See downloaded paper at Bespoke OLAP.pdf. The code is available on GitHub
This paper describes generating a bespoke OLAP database engine that performs optimally for a given workload and dataset. While we have known that generality in DBMS implementations means slowdown, bespoke implementations are rare due to the high cost of implementing a DBMS engine. This changes with LLM agents.
Simply prompting an LLM with all the data doesn’t work properly due to the complexity and interdependent nature of components. So, a pipeline is used:
- First, given only the parameterized queries and dataset, the agent decides a storage layout.
- After finalizing that, it proceeds to write C++ structs for that and ingestion code
- It then proceeds to do a basic implementation ensuring correctness by validating queries against a reference engine like DuckDB.
- After that, optimization is performed for every query template. Each query template is worked on by an individual agent i.e. chat context and they update patches in a global codebase.

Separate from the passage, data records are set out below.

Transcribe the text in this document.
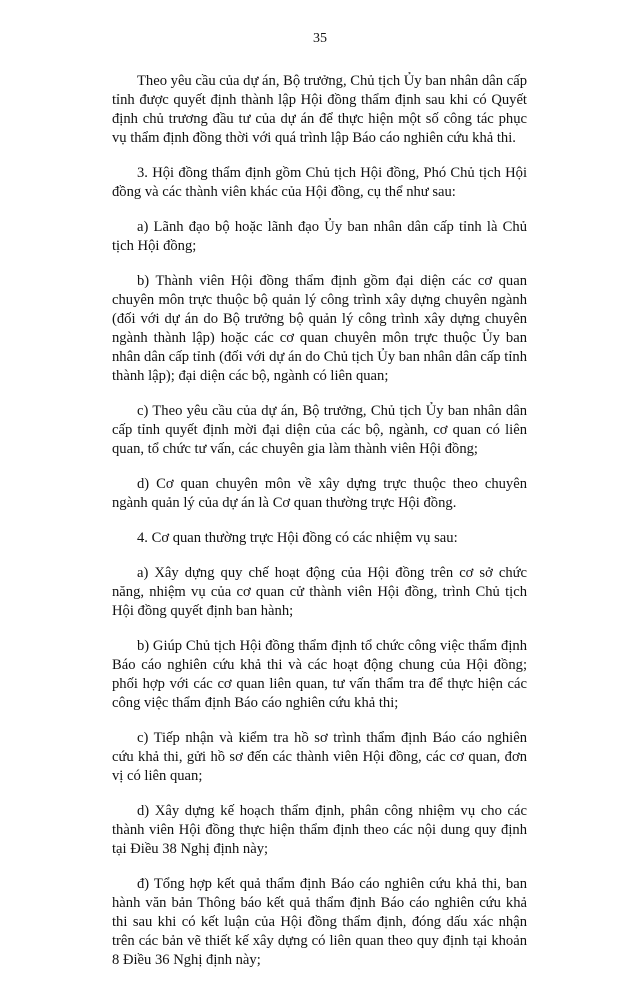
35

Theo yêu cầu của dự án, Bộ trưởng, Chủ tịch Ủy ban nhân dân cấp tỉnh được quyết định thành lập Hội đồng thẩm định sau khi có Quyết định chủ trương đầu tư của dự án để thực hiện một số công tác phục vụ thẩm định đồng thời với quá trình lập Báo cáo nghiên cứu khả thi.

3. Hội đồng thẩm định gồm Chủ tịch Hội đồng, Phó Chủ tịch Hội đồng và các thành viên khác của Hội đồng, cụ thể như sau:

a) Lãnh đạo bộ hoặc lãnh đạo Ủy ban nhân dân cấp tỉnh là Chủ tịch Hội đồng;

b) Thành viên Hội đồng thẩm định gồm đại diện các cơ quan chuyên môn trực thuộc bộ quản lý công trình xây dựng chuyên ngành (đối với dự án do Bộ trưởng bộ quản lý công trình xây dựng chuyên ngành thành lập) hoặc các cơ quan chuyên môn trực thuộc Ủy ban nhân dân cấp tỉnh (đối với dự án do Chủ tịch Ủy ban nhân dân cấp tỉnh thành lập); đại diện các bộ, ngành có liên quan;

c) Theo yêu cầu của dự án, Bộ trưởng, Chủ tịch Ủy ban nhân dân cấp tỉnh quyết định mời đại diện của các bộ, ngành, cơ quan có liên quan, tổ chức tư vấn, các chuyên gia làm thành viên Hội đồng;

d) Cơ quan chuyên môn về xây dựng trực thuộc theo chuyên ngành quản lý của dự án là Cơ quan thường trực Hội đồng.

4. Cơ quan thường trực Hội đồng có các nhiệm vụ sau:

a) Xây dựng quy chế hoạt động của Hội đồng trên cơ sở chức năng, nhiệm vụ của cơ quan cử thành viên Hội đồng, trình Chủ tịch Hội đồng quyết định ban hành;

b) Giúp Chủ tịch Hội đồng thẩm định tổ chức công việc thẩm định Báo cáo nghiên cứu khả thi và các hoạt động chung của Hội đồng; phối hợp với các cơ quan liên quan, tư vấn thẩm tra để thực hiện các công việc thẩm định Báo cáo nghiên cứu khả thi;

c) Tiếp nhận và kiểm tra hồ sơ trình thẩm định Báo cáo nghiên cứu khả thi, gửi hồ sơ đến các thành viên Hội đồng, các cơ quan, đơn vị có liên quan;

d) Xây dựng kế hoạch thẩm định, phân công nhiệm vụ cho các thành viên Hội đồng thực hiện thẩm định theo các nội dung quy định tại Điều 38 Nghị định này;

đ) Tổng hợp kết quả thẩm định Báo cáo nghiên cứu khả thi, ban hành văn bản Thông báo kết quả thẩm định Báo cáo nghiên cứu khả thi sau khi có kết luận của Hội đồng thẩm định, đóng dấu xác nhận trên các bản vẽ thiết kế xây dựng có liên quan theo quy định tại khoản 8 Điều 36 Nghị định này;
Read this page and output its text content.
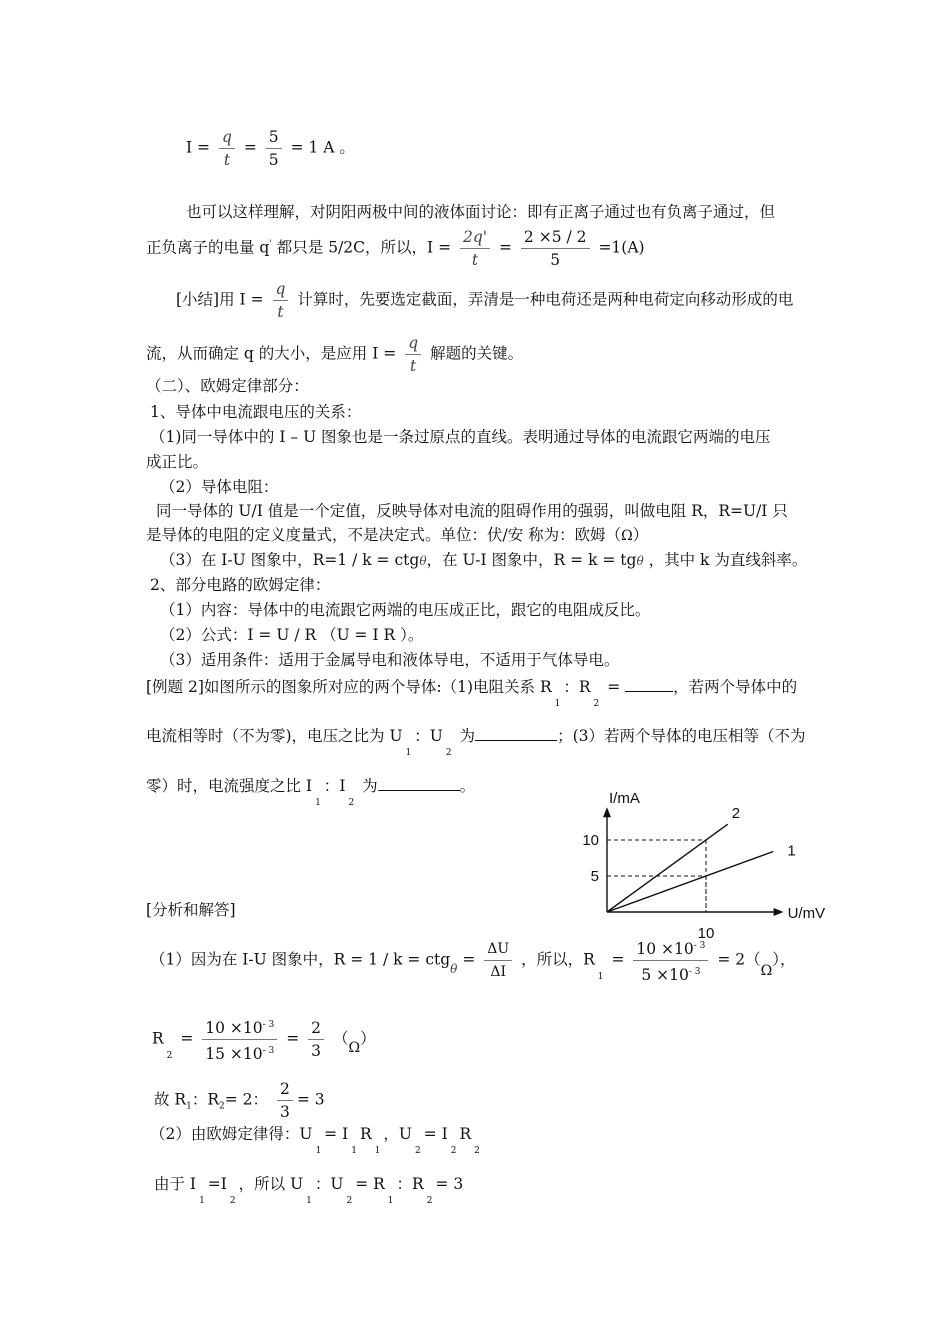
$I = \frac{q}{t} = \frac{5}{5} = 1$ A 。
也可以这样理解，对阴阳两极中间的液体面讨论：即有正离子通过也有负离子通过，但
正负离子的电量 q' 都只是 5/2C，所以，$I = \frac{2q'}{t} = \frac{2 \times 5 / 2}{5} =1(A)$
[小结]用 $I = \frac{q}{t}$ 计算时，先要选定截面，弄清是一种电荷还是两种电荷定向移动形成的电
流，从而确定 q 的大小，是应用 $I = \frac{q}{t}$ 解题的关键。
（二）、欧姆定律部分：
1、导体中电流跟电压的关系：
（1)同一导体中的 I – U 图象也是一条过原点的直线。表明通过导体的电流跟它两端的电压
成正比。
（2）导体电阻：
同一导体的 U/I 值是一个定值，反映导体对电流的阻碍作用的强弱，叫做电阻 R，R=U/I 只
是导体的电阻的定义度量式，不是决定式。单位：伏/安 称为：欧姆（Ω）
（3）在 I-U 图象中，R=1 / k = ctgθ，在 U-I 图象中，R = k = tgθ ，其中 k 为直线斜率。
2、部分电路的欧姆定律：
（1）内容：导体中的电流跟它两端的电压成正比，跟它的电阻成反比。
（2）公式：I = U / R （U = I R ）。
（3）适用条件：适用于金属导电和液体导电，不适用于气体导电。
[例题 2]如图所示的图象所对应的两个导体:（1)电阻关系 $R_1$：$R_2$ =	，若两个导体中的
电流相等时（不为零)，电压之比为 $U_1$：$U_2$ 为	；(3）若两个导体的电压相等（不为
零）时，电流强度之比 $I_1$：$I_2$ 为	。
U/mV
I/mA
1
2
5
10
10
[分析和解答]
（1）因为在 I-U 图象中，$R = 1 / k = ctg_\theta = \frac{\Delta U}{\Delta I}$ ，所以，$R_1 = \frac{10 \times 10^{- 3}}{5 \times 10^{- 3}} = 2(\Omega)$，
$R_2 = \frac{10 \times 10^{- 3}}{15 \times 10^{- 3}} = \frac{2}{3} (\Omega)$
故 $R_1$：$R_2= 2$： $\frac{2}{3} = 3$
（2）由欧姆定律得：$U_1= I_1R_1$，$U_2= I_2R_2$
由于 $I_1=I_2$，所以 $U_1$：$U_2= R_1$：$R_2= 3$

- After updates, the harness runs a benchmark and reverts the change if there’s a regression. This is fed back to the agent which can take a different direction
One important infrastructure provided here is that of a running database system that can be hotpatched. This is important to have shorter feedback loops — the agent can directly patch the database system and test out performance improvements. Data doesn’t need to be reingested either if no changes are made to storage layer.
How to handle workload change?
Here, two separate mechanisms have been provided depending on the situation:
- If there’s an ad-hoc query that isn’t supported by our bespoke database, use a generic SQL processor that will work over the storage layer to serve this query
- Somehow, the paper mentions that this query will be around same efficiency as DuckDB since the storage layer preserves the relational semantics of the data
- If there’s a workload drift, i.e. new queries have come in or the queries have changed, one should resynthesize the database implementation. This is feasible since the synthesis takes hours instead of days and costs around 10s or 100 dollars.